Er dreht die grünen Steine seiner Halskette in den Fingern. Von einem Schulfreund hat er sie bekommen, damals in Peshawar. Nun trägt er sie nach Europa. Seit sechs Jahren ist er auf der Flucht. Iran, die Türkei, Griechenland, Serbien, Mazedonien, Bulgarien, alles zu Fuß. Nun eben Bosnien-Herzegowina. Hier steckt er seit einem Jahr fest. Er will arbeiten, ein paar Jahre, dann zurück nach Pakistan. Sein Bruder ist inzwischen so alt wie er damals, als er aufgebrochen ist.

Warum er Pakistan verlassen hat? Khan lächelt nur müde über diese Frage. »Kennst du die Taliban? Hast du schon mal was von ISIS (Islamischer Staat, d. Red.) gehört? Vom IS? Mein Vater war Polizist, nun ist er tot. Auf den Straßen von Peschawar erschießen sich die Menschen. Warum soll ich dort bleiben?«

3000 Menschen befinden sich laut der bosnischen Polizei in dem Una-Sana-Kanton an der kroatischen Grenze vor den Toren der Europäischen Union.

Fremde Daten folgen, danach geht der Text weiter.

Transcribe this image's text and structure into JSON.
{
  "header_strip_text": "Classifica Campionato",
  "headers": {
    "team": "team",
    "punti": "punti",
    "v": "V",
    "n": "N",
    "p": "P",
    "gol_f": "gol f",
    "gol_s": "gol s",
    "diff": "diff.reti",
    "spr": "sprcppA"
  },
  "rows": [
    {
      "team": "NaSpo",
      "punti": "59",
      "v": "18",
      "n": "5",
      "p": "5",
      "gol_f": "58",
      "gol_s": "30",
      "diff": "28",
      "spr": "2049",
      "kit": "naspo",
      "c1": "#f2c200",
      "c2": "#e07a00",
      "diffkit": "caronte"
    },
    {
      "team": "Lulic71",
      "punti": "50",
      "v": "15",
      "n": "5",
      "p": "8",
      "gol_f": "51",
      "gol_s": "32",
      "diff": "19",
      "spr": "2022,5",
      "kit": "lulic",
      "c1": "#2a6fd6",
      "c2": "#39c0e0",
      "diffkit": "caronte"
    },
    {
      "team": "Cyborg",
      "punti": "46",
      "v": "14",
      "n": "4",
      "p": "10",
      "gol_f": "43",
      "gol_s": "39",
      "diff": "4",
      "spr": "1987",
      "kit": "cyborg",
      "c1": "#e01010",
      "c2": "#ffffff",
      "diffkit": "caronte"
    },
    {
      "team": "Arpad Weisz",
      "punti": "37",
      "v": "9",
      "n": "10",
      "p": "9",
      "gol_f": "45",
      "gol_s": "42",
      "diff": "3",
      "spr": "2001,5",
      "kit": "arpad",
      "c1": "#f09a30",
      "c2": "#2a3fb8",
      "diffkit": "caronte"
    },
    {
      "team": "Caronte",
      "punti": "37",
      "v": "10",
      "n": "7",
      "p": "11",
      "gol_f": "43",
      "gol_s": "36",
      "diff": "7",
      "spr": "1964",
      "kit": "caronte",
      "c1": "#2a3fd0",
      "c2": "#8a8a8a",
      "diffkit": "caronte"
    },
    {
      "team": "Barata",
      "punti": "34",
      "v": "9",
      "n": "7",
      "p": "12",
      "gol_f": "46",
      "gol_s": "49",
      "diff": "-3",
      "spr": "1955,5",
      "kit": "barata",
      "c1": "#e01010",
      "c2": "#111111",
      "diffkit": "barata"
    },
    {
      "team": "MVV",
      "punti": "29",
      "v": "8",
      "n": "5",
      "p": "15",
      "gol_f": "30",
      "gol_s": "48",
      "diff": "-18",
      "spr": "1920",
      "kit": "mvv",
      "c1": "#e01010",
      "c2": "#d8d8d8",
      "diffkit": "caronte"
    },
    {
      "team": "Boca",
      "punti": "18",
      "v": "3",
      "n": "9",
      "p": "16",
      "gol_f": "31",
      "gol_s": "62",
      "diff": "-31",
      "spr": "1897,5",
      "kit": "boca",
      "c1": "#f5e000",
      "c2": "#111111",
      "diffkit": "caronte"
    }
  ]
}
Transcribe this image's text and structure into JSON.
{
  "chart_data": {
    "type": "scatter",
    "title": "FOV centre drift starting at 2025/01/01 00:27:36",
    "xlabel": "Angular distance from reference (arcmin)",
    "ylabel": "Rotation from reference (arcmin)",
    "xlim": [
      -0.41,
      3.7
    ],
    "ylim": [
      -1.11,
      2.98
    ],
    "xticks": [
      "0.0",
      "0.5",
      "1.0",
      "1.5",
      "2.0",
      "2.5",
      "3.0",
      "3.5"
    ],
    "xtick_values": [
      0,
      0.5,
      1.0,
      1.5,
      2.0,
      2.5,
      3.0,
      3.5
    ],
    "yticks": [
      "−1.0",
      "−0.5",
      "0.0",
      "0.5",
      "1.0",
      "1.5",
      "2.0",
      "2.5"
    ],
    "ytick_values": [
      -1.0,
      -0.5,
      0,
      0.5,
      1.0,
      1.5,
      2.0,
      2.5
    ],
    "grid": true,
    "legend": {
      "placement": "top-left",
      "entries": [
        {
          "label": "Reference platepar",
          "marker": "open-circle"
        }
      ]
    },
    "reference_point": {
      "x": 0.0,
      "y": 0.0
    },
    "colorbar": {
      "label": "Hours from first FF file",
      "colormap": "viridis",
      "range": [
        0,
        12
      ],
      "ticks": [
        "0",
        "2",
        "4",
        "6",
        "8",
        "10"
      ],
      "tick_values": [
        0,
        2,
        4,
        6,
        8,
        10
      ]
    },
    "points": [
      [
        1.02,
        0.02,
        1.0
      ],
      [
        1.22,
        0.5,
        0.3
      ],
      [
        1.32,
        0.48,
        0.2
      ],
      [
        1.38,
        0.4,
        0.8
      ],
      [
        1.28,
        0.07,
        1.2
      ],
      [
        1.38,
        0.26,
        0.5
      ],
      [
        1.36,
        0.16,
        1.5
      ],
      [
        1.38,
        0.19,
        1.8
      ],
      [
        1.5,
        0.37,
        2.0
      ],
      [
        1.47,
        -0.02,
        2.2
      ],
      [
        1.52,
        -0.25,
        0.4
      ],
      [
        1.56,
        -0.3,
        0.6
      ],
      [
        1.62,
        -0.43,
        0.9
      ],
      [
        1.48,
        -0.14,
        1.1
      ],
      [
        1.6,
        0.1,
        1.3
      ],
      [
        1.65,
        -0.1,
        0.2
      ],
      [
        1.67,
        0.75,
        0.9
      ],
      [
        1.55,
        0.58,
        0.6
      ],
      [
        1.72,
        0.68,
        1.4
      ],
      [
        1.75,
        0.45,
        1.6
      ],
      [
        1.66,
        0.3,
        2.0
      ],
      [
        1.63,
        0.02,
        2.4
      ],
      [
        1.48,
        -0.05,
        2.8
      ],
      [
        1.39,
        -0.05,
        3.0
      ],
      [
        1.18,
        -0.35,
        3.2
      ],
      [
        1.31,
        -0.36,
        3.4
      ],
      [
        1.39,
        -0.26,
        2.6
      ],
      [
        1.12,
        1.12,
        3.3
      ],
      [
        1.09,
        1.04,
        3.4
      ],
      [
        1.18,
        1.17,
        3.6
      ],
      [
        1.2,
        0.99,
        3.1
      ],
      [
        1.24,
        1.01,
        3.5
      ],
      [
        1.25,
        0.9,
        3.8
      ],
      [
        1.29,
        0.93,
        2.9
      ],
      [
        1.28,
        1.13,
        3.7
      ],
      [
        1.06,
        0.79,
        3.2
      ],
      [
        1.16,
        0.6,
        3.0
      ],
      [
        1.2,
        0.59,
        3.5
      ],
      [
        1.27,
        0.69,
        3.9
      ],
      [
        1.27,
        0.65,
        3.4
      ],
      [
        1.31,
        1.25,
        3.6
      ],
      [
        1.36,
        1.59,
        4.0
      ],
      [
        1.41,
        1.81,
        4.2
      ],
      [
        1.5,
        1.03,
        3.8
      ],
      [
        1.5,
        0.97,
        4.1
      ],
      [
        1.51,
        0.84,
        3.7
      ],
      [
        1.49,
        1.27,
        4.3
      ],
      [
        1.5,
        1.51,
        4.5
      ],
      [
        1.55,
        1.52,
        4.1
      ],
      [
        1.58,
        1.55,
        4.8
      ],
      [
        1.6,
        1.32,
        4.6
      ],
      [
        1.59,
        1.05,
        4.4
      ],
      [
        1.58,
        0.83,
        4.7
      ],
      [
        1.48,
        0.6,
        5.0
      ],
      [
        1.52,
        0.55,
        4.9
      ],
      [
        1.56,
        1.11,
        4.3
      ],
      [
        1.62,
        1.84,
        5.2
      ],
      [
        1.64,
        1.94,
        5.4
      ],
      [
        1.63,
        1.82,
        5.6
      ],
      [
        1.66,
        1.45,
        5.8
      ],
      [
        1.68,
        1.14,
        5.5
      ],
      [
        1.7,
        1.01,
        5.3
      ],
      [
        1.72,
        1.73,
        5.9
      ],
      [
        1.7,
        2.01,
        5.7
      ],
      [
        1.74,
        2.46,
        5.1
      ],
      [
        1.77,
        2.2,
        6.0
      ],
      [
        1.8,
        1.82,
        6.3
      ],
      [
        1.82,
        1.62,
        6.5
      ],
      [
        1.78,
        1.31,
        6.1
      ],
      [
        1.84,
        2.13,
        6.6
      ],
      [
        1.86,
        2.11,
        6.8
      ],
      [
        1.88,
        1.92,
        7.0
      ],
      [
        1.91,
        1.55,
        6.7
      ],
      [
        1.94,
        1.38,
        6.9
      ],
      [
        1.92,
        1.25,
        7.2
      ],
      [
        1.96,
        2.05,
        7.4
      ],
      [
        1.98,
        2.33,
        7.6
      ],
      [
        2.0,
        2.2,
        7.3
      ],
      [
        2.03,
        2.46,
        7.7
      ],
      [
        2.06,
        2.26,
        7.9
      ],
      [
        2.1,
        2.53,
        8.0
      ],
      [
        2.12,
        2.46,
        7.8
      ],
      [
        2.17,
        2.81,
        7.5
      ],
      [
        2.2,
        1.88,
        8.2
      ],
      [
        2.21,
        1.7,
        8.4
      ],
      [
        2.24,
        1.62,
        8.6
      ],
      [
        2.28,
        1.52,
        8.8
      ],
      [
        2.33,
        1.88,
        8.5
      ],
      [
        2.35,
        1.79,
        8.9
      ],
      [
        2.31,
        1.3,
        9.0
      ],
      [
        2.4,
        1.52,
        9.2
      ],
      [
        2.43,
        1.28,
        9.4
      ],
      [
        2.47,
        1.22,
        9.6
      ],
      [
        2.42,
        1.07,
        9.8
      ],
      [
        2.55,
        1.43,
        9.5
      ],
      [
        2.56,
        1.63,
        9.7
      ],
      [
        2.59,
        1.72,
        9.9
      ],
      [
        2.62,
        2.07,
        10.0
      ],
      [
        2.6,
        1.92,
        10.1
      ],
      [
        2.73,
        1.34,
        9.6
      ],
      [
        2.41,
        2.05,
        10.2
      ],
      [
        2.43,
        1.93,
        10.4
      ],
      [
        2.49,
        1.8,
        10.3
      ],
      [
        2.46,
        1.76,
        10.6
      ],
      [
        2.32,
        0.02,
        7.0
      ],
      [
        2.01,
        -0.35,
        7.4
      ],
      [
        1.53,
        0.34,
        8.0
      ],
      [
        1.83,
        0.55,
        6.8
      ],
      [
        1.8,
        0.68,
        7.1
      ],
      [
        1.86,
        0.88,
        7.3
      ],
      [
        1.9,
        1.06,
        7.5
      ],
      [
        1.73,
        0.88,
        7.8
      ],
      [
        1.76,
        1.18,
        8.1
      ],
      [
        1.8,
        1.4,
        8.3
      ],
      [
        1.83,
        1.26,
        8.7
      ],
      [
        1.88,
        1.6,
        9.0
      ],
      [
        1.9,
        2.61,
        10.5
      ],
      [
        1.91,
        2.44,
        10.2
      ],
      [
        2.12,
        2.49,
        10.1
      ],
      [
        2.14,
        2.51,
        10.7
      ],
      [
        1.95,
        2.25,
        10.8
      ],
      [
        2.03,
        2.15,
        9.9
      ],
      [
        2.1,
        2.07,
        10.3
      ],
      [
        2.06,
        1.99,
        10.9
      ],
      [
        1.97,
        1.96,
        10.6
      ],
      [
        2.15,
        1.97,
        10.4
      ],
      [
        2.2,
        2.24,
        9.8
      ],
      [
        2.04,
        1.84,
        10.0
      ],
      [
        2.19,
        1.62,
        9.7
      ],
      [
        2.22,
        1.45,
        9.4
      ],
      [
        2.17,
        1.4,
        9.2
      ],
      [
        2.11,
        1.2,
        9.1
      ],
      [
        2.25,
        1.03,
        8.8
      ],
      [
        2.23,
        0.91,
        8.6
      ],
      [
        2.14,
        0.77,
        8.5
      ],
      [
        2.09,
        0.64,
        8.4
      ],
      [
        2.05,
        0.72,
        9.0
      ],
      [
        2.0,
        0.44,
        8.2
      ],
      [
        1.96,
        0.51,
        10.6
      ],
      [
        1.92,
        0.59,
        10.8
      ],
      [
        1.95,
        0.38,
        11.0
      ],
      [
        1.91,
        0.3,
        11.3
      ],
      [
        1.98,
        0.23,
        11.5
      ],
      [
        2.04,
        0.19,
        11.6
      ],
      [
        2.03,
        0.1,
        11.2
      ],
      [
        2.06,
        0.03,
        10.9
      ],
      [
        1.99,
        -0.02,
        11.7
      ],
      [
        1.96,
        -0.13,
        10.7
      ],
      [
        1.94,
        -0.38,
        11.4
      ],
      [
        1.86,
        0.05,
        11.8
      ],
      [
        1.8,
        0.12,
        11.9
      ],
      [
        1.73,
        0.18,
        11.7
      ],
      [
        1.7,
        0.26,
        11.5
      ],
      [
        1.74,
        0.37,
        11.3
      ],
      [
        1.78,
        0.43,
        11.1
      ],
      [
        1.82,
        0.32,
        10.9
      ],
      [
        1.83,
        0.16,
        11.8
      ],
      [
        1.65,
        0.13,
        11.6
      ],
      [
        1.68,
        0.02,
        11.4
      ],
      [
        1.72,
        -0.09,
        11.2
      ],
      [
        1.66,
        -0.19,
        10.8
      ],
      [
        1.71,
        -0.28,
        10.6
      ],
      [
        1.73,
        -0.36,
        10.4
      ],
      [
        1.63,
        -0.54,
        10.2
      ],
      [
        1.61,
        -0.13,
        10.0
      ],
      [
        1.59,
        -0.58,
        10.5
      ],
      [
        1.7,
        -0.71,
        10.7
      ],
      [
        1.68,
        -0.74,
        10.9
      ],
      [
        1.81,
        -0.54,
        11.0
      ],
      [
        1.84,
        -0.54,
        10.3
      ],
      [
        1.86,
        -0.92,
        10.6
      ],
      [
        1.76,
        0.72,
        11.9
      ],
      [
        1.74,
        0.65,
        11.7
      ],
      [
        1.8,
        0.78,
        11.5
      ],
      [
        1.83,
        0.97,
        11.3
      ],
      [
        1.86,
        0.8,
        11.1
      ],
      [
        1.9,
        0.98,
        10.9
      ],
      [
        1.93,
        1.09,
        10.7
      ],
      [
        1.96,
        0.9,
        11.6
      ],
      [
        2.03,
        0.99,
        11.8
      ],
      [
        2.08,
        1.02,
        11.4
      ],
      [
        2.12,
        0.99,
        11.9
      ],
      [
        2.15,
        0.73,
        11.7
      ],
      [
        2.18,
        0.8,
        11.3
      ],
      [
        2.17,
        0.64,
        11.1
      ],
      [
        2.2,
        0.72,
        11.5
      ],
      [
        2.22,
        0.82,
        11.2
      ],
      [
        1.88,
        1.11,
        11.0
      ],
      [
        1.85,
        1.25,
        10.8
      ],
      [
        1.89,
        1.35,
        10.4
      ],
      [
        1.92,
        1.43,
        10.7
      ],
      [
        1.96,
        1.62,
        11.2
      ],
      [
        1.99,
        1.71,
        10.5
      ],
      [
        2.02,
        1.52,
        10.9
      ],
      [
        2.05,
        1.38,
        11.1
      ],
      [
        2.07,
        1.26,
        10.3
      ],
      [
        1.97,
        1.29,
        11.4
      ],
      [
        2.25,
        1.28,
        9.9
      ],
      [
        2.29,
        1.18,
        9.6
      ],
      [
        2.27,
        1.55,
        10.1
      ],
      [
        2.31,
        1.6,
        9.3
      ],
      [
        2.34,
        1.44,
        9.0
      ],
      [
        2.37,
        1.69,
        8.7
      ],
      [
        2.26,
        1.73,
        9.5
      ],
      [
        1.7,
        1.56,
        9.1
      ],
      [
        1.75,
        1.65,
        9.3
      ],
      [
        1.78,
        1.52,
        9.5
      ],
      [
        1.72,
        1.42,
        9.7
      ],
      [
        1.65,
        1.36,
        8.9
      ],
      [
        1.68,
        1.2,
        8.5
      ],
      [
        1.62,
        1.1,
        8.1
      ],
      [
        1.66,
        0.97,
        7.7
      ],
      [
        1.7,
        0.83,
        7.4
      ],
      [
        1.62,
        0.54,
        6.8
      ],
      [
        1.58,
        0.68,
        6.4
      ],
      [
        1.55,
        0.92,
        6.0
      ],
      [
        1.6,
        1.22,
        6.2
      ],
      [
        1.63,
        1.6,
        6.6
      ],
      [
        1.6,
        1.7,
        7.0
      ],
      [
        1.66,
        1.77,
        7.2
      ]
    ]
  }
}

Wahrscheinlich sind es noch 1000 mehr. Nachts, bei Temperaturen nahe dem Nullpunkt, suchen die Menschen Schutz unter Zelten aus Planen im Wald, in verlassenen Gebäuden und Notunterkünften. Dutzende Menschen mussten bereits mit schweren Erfrierungen behandelt werden.

Khan ist einer der rund 20 000 Menschen, die dieses Jahr nach Bosnien kommen, um ihre Reise nach Norden fortzusetzen. Angesichts zunehmend restriktiverer Sicherheitsmaßnahmen entlang der Balkangrenzen suchen Tausende von Menschen weiterhin einen Weg nach Europa. Die schlechten Lebensbedingungen im Winter und die gewaltsamen Rückführungen aus Kroatien haben Bosnien zu einem der härtesten Orte für Migranten gemacht. Wie in einem Flaschenhals sammeln sich hier Menschen aus Pakistan, Afghanistan, Bangladesch, dem Iran und vielen anderen Staaten in den zwei Grenzstädten Bihać und Velika Kladuša.

Elena war dort, wo die Menschen hinwollen. 23 Jahre hat sie in den Niederlanden gelebt, erzählt die Frau in beinah perfektem Deutsch. In einer Fabrik hat sie dort gearbeitet, Internetkabel hergestellt. Unter falschem Namen, mit falschen Papieren. Während sie vor der Ruine erzählt, grüßen sie die Vorbeilaufenden. »Schwester Elena« wird sie genannt. Einige kennt die kleine blonde Frau aus Flüchtlingslagern in Serbien, andere sind erst vor Kurzem in die Ruinen von Bihać gezogen. »Ich bin stolz auf diese Leute. Sie kennen Schmerz und Verlust. Sie haben nichts und teilen alles«, sagt Elena.

Während sie erzählt, geht Nissar durch die Ruine. Mit einem Zettel und unfassbar kleiner Schrift, sauberes Papier ist ein rares Gut, notiert er, was die Bewohner brauchen. Hilfsorganisationen werden es später liefern.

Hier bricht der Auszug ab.